After command completion occurred, registers were:
ER ST SC SN CL CH DH
-- -- -- -- -- -- --
84 51 01 00 00 00 f0 Error: ICRC, ABRT 1 sectors at LBA = 0x00000000 = 0
Commands leading to the command that caused the error were:
CR FR SC SN CL CH DH DC Powered_Up_Time Command/Feature_Name
-- -- -- -- -- -- -- -- ---------------- --------------------
25 00 01 00 00 00 f0 00 00:00:21.435 READ DMA EXT
91 00 3f 00 00 00 ff 00 00:00:21.435 INITIALIZE DEVICE PARAMETERS [OBS-6]
10 00 00 00 00 00 f0 00 00:00:21.319 RECALIBRATE [OBS-4]
00 00 01 00 00 00 00 06 00:00:20.554 NOP [Abort queued commands]
20 00 01 00 00 00 f0 00 00:00:20.540 READ SECTOR(S)
Error 1 occurred at disk power-on lifetime: 16357 hours (681 days + 13 hours)
When the command that caused the error occurred, the device was active or idle.

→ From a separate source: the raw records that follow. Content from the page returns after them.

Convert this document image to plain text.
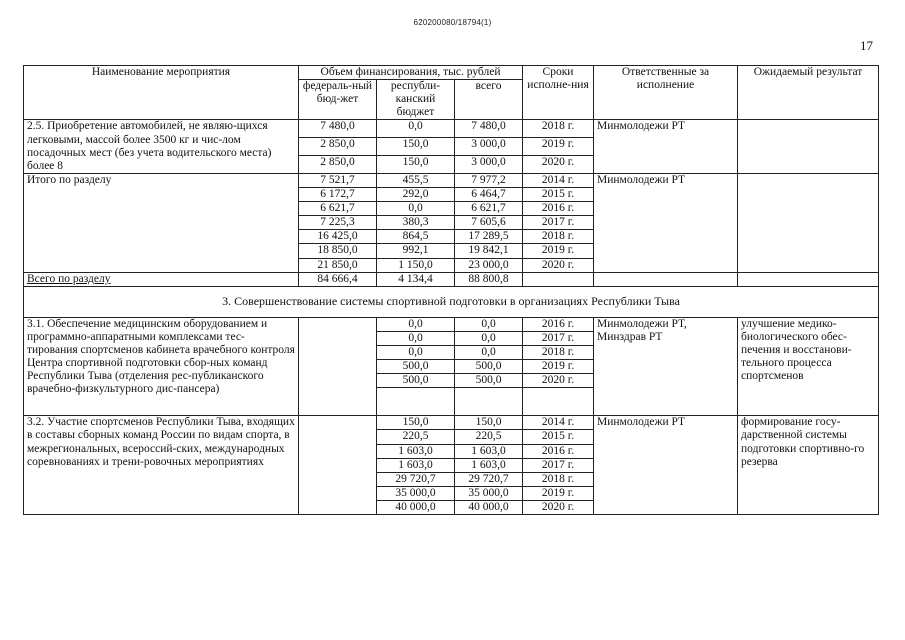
620200080/18794(1)
17
Наименование мероприятия	Объем финансирования, тыс. рублей			Сроки исполне-ния	Ответственные за исполнение	Ожидаемый результат
	федераль-ный бюд-жет	республи-канский бюджет	всего			
2.5. Приобретение автомобилей, не являю-щихся легковыми, массой более 3500 кг и чис-лом посадочных мест (без учета водительского места) более 8	7 480,0	0,0	7 480,0	2018 г.	Минмолодежи РТ	
	2 850,0	150,0	3 000,0	2019 г.		
	2 850,0	150,0	3 000,0	2020 г.		
Итого по разделу	7 521,7	455,5	7 977,2	2014 г.	Минмолодежи РТ	
	6 172,7	292,0	6 464,7	2015 г.		
	6 621,7	0,0	6 621,7	2016 г.		
	7 225,3	380,3	7 605,6	2017 г.		
	16 425,0	864,5	17 289,5	2018 г.		
	18 850,0	992,1	19 842,1	2019 г.		
	21 850,0	1 150,0	23 000,0	2020 г.		
Всего по разделу	84 666,4	4 134,4	88 800,8			
3. Совершенствование системы спортивной подготовки в организациях Республики Тыва						
3.1. Обеспечение медицинским оборудованием и программно-аппаратными комплексами тес-тирования спортсменов кабинета врачебного контроля Центра спортивной подготовки сбор-ных команд Республики Тыва (отделения рес-публиканского врачебно-физкультурного дис-пансера)		0,0	0,0	2016 г.	Минмолодежи РТ, Минздрав РТ	улучшение медико-биологического обес-печения и восстанови-тельного процесса спортсменов
		0,0	0,0	2017 г.		
		0,0	0,0	2018 г.		
		500,0	500,0	2019 г.		
		500,0	500,0	2020 г.		

3.2. Участие спортсменов Республики Тыва, входящих в составы сборных команд России по видам спорта, в межрегиональных, всероссий-ских, международных соревнованиях и трени-ровочных мероприятиях		150,0	150,0	2014 г.	Минмолодежи РТ	формирование госу-дарственной системы подготовки спортивно-го резерва
		220,5	220,5	2015 г.		
		1 603,0	1 603,0	2016 г.		
		1 603,0	1 603,0	2017 г.		
		29 720,7	29 720,7	2018 г.		
		35 000,0	35 000,0	2019 г.		
		40 000,0	40 000,0	2020 г.		
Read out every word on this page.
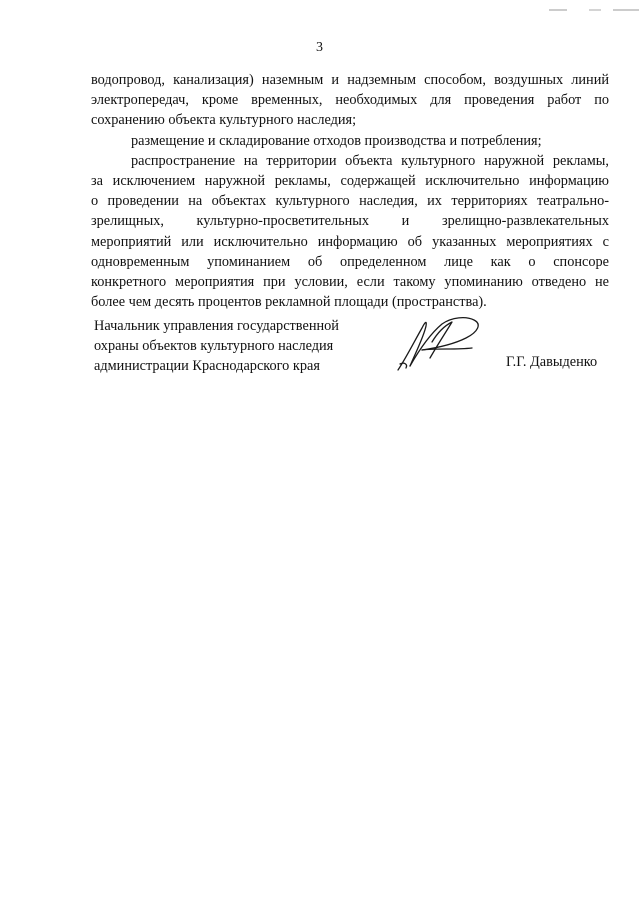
3
водопровод, канализация) наземным и надземным способом, воздушных линий
электропередач, кроме временных, необходимых для проведения работ по
сохранению объекта культурного наследия;
размещение и складирование отходов производства и потребления;
распространение на территории объекта культурного наружной рекламы,
за исключением наружной рекламы, содержащей исключительно информацию
о проведении на объектах культурного наследия, их территориях театрально-
зрелищных, культурно-просветительных и зрелищно-развлекательных
мероприятий или исключительно информацию об указанных мероприятиях с
одновременным упоминанием об определенном лице как о спонсоре
конкретного мероприятия при условии, если такому упоминанию отведено не
более чем десять процентов рекламной площади (пространства).
Начальник управления государственной
охраны объектов культурного наследия
администрации Краснодарского края	Г.Г. Давыденко
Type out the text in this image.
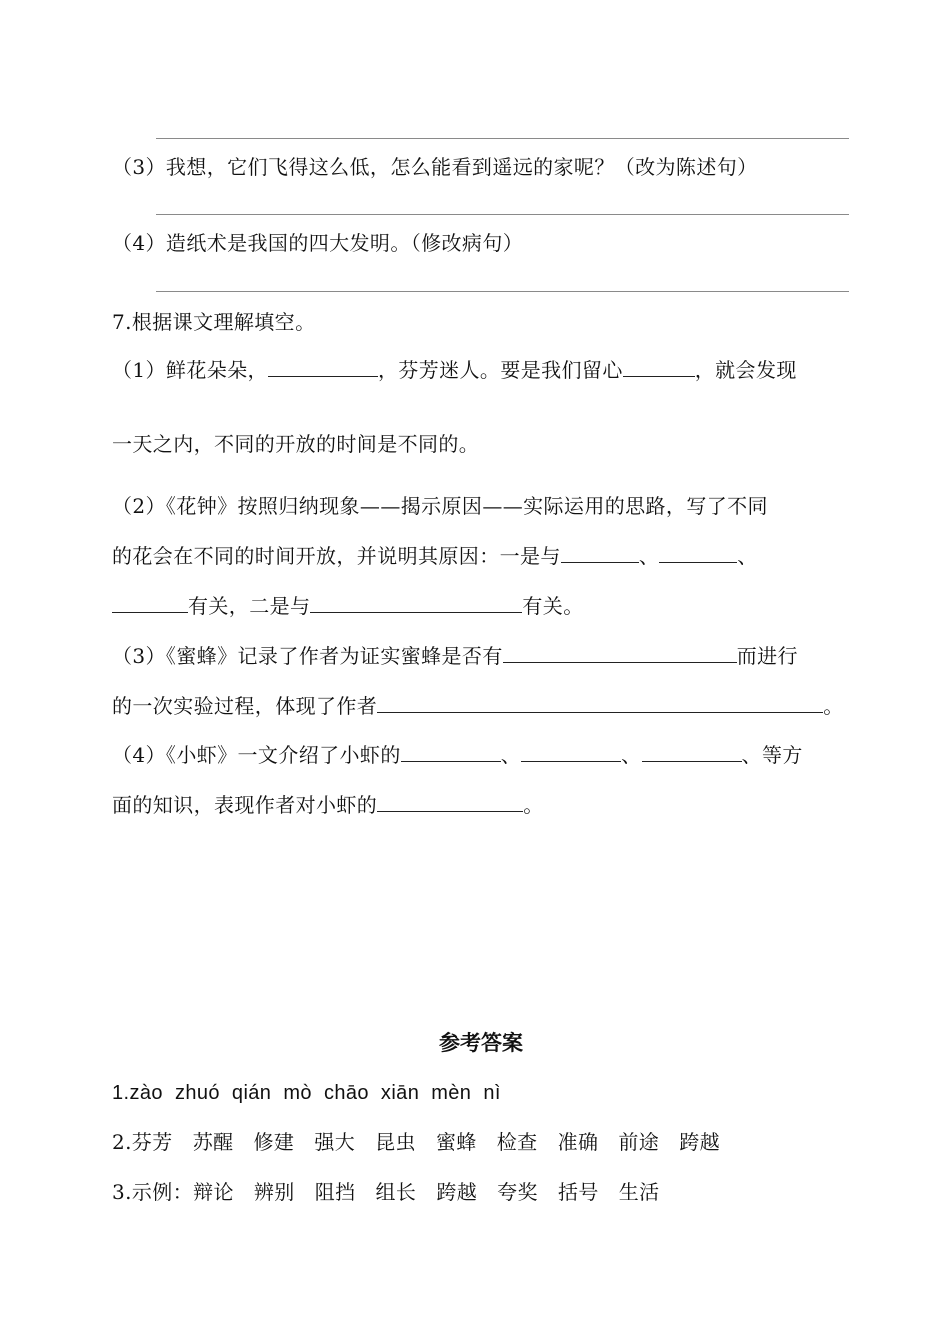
（3）我想，它们飞得这么低，怎么能看到遥远的家呢？（改为陈述句）
（4）造纸术是我国的四大发明。（修改病句）
7.根据课文理解填空。
（1）鲜花朵朵，	，芬芳迷人。要是我们留心	，就会发现
一天之内，不同的开放的时间是不同的。
（2）《花钟》按照归纳现象——揭示原因——实际运用的思路，写了不同
的花会在不同的时间开放，并说明其原因：一是与	、	、
有关，二是与	有关。
（3）《蜜蜂》记录了作者为证实蜜蜂是否有	而进行
的一次实验过程，体现了作者	。
（4）《小虾》一文介绍了小虾的	、	、	、等方
面的知识，表现作者对小虾的	。
参考答案
1.zào zhuó qián mò chāo xiān mèn nì
2.芬芳 苏醒 修建 强大 昆虫 蜜蜂 检查 准确 前途 跨越
3.示例：辩论 辨别 阻挡 组长 跨越 夸奖 括号 生活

After command completion occurred, registers were:
ER ST SC SN CL CH DH
-- -- -- -- -- -- --
84 51 01 8f 08 80 f0 Error: ICRC, ABRT 1 sectors at LBA = 0x0080088f = 8390799
Commands leading to the command that caused the error were:
CR FR SC SN CL CH DH DC Powered_Up_Time Command/Feature_Name
-- -- -- -- -- -- -- -- ---------------- --------------------
c8 00 08 88 08 80 f0 00 00:01:21.352 READ DMA
e7 00 00 0f 08 80 b0 00 00:01:21.352 FLUSH CACHE
c8 00 08 08 08 80 f0 00 00:01:21.352 READ DMA
ca 00 08 00 e0 dc f1 00 00:01:21.425 WRITE DMA
c8 00 08 00 f0 dc f1 00 00:01:21.375 READ DMA
The errors #4 and #3 report they were at 20,185 hours, and errors #2 and #1 report they were at 16,357 hours.
Since the errors didn't happen recently, and they seem to have large time gaps between them, I think they may have been related to forced computer shutdown or power failure.